On the northern side of Tory Channel/Kura Te Au, the eastern entrance to the Marlborough Sounds used by the Cook Strait ferries, is Arapaoa Island. At 75km2, and a mix of private and public land, it is the second-largest island in the Marlborough Sounds.

According to Māori legend, Arapaoa Island was the scene of the violent battle between Polynesian navigator Kupe and Te Wheke-o-Muturangi, a giant octopus which Kupe pursued from Hawaiiki and killed. As they fought in Raukawa/Cook Strait, Wheke tried to anchor himself to the earth and gouged out the Marlborough Sounds.

Arapaoa translates to downward blow, referring to the blow Kupe used to kill Te Wheke o Maturangi, and ending the fight.
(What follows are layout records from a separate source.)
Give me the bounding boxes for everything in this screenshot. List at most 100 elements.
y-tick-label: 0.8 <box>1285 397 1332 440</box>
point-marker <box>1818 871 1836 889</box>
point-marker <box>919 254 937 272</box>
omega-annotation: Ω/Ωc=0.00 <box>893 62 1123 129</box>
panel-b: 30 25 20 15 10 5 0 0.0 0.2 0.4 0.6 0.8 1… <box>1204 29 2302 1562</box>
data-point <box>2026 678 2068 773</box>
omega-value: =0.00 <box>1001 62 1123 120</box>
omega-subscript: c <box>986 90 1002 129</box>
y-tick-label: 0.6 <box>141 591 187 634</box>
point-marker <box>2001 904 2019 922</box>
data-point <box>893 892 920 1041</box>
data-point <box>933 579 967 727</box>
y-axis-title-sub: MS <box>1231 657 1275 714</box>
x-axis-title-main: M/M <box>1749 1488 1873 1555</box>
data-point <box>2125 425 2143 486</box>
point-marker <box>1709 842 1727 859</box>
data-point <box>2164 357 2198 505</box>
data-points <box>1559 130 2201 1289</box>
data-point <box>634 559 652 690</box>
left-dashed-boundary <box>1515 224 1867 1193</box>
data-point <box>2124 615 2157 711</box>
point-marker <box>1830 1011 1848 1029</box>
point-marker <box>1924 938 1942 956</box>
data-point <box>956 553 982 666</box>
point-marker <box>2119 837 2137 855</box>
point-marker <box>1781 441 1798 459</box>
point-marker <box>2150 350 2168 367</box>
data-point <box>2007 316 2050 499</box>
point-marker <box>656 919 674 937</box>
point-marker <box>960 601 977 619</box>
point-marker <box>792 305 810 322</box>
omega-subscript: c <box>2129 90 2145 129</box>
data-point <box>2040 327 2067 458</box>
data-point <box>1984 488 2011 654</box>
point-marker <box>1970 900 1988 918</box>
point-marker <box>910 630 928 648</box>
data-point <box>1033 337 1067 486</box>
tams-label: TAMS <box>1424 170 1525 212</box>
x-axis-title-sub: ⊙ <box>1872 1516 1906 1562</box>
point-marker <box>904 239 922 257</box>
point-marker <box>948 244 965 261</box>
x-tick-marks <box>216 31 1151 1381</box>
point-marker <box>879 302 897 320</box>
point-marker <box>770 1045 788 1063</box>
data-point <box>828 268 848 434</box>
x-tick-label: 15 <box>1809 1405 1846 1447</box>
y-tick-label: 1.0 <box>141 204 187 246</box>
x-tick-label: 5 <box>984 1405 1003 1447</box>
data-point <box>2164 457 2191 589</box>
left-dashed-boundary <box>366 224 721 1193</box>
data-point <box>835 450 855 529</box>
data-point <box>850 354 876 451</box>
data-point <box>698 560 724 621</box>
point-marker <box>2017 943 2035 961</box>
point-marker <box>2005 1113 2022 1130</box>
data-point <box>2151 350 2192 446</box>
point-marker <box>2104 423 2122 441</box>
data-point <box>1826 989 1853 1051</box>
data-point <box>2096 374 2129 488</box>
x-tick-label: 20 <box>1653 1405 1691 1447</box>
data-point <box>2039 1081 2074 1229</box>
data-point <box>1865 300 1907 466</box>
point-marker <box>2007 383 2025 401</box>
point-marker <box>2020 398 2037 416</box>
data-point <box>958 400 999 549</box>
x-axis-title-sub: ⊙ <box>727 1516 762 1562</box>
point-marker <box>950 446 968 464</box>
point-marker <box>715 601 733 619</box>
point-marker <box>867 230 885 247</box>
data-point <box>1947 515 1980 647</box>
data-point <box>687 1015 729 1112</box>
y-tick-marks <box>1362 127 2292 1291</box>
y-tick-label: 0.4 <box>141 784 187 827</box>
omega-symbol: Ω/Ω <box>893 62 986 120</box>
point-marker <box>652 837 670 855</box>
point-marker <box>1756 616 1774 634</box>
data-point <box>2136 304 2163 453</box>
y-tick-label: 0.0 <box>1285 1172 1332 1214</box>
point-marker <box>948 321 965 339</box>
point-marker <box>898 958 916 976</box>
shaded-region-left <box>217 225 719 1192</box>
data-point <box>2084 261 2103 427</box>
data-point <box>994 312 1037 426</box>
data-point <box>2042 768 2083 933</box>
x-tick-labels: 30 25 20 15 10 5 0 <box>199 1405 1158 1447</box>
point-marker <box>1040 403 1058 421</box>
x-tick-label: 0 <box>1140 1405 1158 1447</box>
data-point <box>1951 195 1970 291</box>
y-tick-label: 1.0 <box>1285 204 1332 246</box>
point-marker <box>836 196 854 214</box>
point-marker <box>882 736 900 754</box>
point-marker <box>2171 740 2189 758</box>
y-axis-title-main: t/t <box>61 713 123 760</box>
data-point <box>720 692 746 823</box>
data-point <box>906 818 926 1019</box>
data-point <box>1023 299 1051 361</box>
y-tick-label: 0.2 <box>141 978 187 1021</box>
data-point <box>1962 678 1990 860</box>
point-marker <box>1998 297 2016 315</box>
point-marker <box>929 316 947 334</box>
The legend is depicted on a carved pouwhenua at Karaka Point, near Picton.

Just offshore from Arapaoa Island, the Brothers Islands/Ngāwhatu-kai-ponu (eyes that witnessed), refers to the eyeballs from the octopus.

Arapaoa has its own feral sheep and rare goat population, the origins and exact breed of which remain in question. Both are thought to have arrived either in the times of Captain Cook in the 1770s or around a century later by whalers.

The island was also a major base during Marlborough’s whaling years. In 1827, John Guard built a shore station at Te Awaiti and from 1911 to 1964 the Perano whaling station at Whekenui Bay was the base for hunting humpback whales.

More recently, Marlborough’s former whalers returned to the island to count migrating whales as part of an annual conservation survey. Today, the Perano Whaling Station is an historic site and visitors can stay on Arapaoa Island in some of its historic buildings, and see a paua farm.